### QUESTION 2
#
## Topic: Sheet 8 Exercise 1

## Question: 
# 1. Why is there a 2 in the square brackets: for (i in 1:dim(data)[2])
# 2. Why is there: y<-c(y, names(data)[i]) no comma in front of the i as in the line above to output the name of the column?

# Solution 
myfact <- function(data) {
  y <-c()
  for (i in 1:dim(data)[2]){
    if (is.factor(data[,i]) == TRUE){
      y<-c(y, names(data)[i])
    }
  }
  return(y)
}

heartbeats <- read.table("http://evol.bio.lmu.de/_statgen/Rcourse/ws1920/data/heartbeats.txt", header = TRUE)

## Answer: 

# 1. Load the heartbeats data and try compiling this to see what happens:
dim(heartbeats)
## [1] 210   3
# Explaination: The output of the function dim is a vector with 2 values: 
# the first value represents the number of rows. 
# the second value represents the number of columns. 
# If you would like to extract just the number of rows from the vector 
# you would use dim(heartbeats)[1], analogously if you need just the number 
# of columns you would use dim(heartbeats)[2], try it: 
dim(heartbeats)[1]
## [1] 210
dim(heartbeats)[2]
## [1] 3
# since you want to check each column in the function, you should use dim(data)[2] in the for loop. 

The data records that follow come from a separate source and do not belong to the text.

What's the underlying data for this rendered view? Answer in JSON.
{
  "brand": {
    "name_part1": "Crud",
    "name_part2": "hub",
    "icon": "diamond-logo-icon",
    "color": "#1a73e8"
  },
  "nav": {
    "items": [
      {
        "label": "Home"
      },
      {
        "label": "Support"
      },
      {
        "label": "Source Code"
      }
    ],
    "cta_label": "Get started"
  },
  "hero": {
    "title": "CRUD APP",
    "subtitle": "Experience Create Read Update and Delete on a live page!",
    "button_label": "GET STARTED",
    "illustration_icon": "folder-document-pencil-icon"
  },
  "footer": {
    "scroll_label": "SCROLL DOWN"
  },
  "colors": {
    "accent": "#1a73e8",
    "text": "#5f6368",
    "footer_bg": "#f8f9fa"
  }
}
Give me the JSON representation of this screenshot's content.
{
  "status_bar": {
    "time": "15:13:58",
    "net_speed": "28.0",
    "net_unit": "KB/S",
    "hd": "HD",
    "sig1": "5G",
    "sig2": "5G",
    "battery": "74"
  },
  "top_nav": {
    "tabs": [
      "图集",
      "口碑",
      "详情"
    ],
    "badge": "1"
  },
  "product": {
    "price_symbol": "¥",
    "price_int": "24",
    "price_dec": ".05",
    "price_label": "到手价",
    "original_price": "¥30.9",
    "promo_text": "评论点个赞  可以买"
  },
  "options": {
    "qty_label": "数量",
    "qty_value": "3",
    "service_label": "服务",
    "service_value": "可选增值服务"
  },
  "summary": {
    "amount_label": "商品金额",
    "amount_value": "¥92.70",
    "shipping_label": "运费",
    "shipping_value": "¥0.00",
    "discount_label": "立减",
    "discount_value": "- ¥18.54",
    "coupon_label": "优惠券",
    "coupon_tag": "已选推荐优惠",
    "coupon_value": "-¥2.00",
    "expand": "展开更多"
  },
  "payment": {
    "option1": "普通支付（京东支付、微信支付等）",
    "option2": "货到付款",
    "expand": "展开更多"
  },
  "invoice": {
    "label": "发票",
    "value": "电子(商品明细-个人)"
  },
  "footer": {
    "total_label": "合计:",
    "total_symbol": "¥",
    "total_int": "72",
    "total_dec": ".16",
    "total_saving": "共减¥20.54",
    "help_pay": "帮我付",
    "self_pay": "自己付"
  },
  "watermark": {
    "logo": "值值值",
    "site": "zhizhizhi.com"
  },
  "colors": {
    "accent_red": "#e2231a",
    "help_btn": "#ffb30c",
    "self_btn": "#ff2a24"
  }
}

# 2. Try compiling this to see what happens:
names(heartbeats)
## [1] "wghtcls"   "treatment" "wghtincr"
# Explaination: the output of the names function is a vector that contains the names of 
# all columns. Vectors are ONE dimensional so, if you want to get a specific value from 
# the vector you just need to put one index, e.g. try:
names(heartbeats)[1]
## [1] "wghtcls"
# this will output the value at the position 1, and thus, you would get the name of the 
# first column. 
# by using this names(data)[i] you extract the name of the i-th column for which is.factor(data[,i]) == TRUE
# notice: data[,i] --> here you use comma because data is a TWO dimensional data frame
# and by saying data[,i], you select ALL ROWS but only column i.